Gece gece bastıran Bryan Adams dinleme arzularım beni tekrar bloga azıcıkta olsa yazma şevki getirdi. Biliyosunuz ki bu Kanada'lı abimiz 80'lerde patlamış, bi hayli popüler olmuş daha sonra sönüp gitmişti.(Kimileri kendini bitirdiğini söyleyebilir, haklılık payı vardır.)

Bryan Adams ile ilgili bi kaç trivia vermekte fayda var. Kendisinin ağır Slayer hayranı olduğunu biliyoruz. Zevkleri olan bi abiymiş -vakt-i zamanında-. En büyük handikapı olan Kanadalı olmasını iyi şekilde bertaraf edip çokta iyi olmayan fakat etkileyici olan o tuhaf çatallı sesiyle, "hiçte iyi olmayan" insanlarla düet yaptı; örnek; Pamela Anderson.

Türkiye'de ilk stadyum konserini veren isimdir aynı zamanda Bryan Adams. Bu konser 20.000'den fazla insan tarafından İnönü Stadında izlendi. Stadyum konserine pek yabancı ve aç olan milletimiz tabi ki Bryan'a bir Queen bir Pink Floyd muamelesi yaparak Kanadalı'yı pek etkilemiş olmalı ki adam o gazla Türkiye'de bir de klip çekti. Klibin yönetmeni müzik belgesellerinden ve şahsen çok sevdiğim Control filminden tanıdığımız fotoğrafçı Anton Corbijn. Ayrıca; Bryan Adams'ın da iyi bir fotoğrafçı olduğunu belirtelim.
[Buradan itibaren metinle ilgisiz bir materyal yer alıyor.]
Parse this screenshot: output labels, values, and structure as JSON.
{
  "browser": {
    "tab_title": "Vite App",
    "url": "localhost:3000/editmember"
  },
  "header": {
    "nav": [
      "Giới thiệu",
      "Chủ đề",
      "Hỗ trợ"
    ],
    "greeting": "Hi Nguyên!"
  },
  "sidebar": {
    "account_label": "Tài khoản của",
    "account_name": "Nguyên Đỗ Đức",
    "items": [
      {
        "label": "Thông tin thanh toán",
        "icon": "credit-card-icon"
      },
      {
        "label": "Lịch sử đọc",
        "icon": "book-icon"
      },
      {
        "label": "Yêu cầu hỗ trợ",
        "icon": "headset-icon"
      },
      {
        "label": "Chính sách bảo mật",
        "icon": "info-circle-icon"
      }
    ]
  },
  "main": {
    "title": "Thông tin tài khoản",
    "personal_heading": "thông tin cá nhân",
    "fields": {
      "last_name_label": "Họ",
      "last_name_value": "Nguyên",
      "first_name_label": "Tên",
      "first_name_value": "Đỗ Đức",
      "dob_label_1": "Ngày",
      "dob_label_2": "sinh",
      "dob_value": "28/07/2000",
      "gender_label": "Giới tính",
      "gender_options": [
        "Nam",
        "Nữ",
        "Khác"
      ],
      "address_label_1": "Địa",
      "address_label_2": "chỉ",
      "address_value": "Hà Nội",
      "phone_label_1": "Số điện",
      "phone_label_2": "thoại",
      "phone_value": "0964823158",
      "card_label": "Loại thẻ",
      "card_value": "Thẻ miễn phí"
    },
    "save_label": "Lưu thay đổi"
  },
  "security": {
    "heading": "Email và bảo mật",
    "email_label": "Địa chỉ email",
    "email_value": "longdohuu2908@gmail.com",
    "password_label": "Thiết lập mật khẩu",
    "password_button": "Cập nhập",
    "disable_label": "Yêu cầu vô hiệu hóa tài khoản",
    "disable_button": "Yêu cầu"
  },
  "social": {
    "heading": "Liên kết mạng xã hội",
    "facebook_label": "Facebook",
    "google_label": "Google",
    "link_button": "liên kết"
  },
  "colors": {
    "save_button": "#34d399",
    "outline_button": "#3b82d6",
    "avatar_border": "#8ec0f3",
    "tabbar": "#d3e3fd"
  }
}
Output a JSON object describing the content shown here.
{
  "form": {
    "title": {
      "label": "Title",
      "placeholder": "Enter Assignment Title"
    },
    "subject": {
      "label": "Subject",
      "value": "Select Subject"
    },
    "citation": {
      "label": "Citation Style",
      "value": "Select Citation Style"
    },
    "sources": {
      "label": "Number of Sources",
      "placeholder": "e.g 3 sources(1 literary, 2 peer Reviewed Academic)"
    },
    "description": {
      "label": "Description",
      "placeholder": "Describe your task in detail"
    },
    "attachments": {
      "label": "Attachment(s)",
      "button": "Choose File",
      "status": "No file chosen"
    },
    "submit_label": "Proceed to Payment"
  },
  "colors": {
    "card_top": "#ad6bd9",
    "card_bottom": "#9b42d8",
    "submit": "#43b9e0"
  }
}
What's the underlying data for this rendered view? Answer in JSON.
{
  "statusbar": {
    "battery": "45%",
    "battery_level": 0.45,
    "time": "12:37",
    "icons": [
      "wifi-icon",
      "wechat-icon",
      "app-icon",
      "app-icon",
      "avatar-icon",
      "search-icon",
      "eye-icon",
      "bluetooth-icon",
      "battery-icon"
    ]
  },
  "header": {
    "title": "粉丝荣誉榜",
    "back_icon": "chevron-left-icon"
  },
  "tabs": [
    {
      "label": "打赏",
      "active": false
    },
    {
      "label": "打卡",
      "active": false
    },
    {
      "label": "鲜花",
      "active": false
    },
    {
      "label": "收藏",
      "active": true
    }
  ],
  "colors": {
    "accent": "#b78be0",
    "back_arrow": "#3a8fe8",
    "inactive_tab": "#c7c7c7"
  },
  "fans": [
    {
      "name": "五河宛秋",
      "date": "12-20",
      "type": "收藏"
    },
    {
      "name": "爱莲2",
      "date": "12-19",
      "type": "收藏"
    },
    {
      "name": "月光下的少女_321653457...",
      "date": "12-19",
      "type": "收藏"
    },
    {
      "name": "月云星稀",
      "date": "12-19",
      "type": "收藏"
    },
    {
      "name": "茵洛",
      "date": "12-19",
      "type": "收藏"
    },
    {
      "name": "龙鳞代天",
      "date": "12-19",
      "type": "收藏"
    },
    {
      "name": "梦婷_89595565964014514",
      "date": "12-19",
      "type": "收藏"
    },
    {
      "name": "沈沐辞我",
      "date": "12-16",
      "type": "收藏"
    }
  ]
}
Bryan Adams ülkemizde son konserini 1999'da verdi. Hâlâ çatur çutur albüm yapmakta ve sadık dinleyici kitlesini mutlu etmekte.

Şimdi sizi 1992 yılının çılgın İstanbul rock dinleyecilerinin de görüntülerinin bulunduğu Do I Have To Say The Words? un klibiyle baş başa bırakıyorum. Atmosfere bayıldım.


20 Temmuz 2012 Cuma

My Generation

The Who'dan Keith ve John Jimmy adında bi gençle grup kurmak isterler. Toplanırlar, stüdyoya girip provalara başlarlar. Fakat başarılı olamazlar. Bunun üzerine Keith, Jimmy ile çalışmanın çok zor olduğunu söyler.. Aradan zaman geçer Jimmy başka arkadaşlarıyla stüdyoya girer, provalar olumlu geçer. Kendi grubunu kurar. Grubun adı; Led Zeppelin.

The Who büyüsüne Jimmy Page eli değse neler olabileceğini düşündüğümde beynim sulanıyo, kalp atışlarım hızlanıyo, gözlerim büyüyo. 60 ve 70'lerdeki bolluk bereket başka hiç bi zaman diliminde yok, olmayacakta. O dönemin Woodstock görmüş insanıyla günümüzün Glastonbury insanı karşılaştırılamaz bile. Keza gruplarda öyle. Müziğin altın çağı bizim jenerasyonu es geçerek, bi dönemin gençlerini yozlaşmış pop kültürüne teslim etti.

Geldiğimiz noktada ise müzik can çekişmekte. Şahsen hiç sevmediğim elektronik müzik kültürü aldı başını yürüdü. Bi çok günümüz "efsanesi" kendini elektronik akımına kaptırarak can verdi. Bazıları ise pop müziğin ta kendisi olup çıktı, eldekiler yetmezmiş gibi. Kendini o sulara teslim etmeyenler ise, kıyıya vurmuş ve hala çırpınmakta. Büyük denizde popun balıkları hüküm sürmekte. Gençler ise gerçek müziği tanımaya meyil göstermeden kendini dönemin popüler kültürünün kucağında bulmakta ne yazıkki. Daha kötü olan ise, yeniliğe açık olmamaları, denemekten kaçınmaları.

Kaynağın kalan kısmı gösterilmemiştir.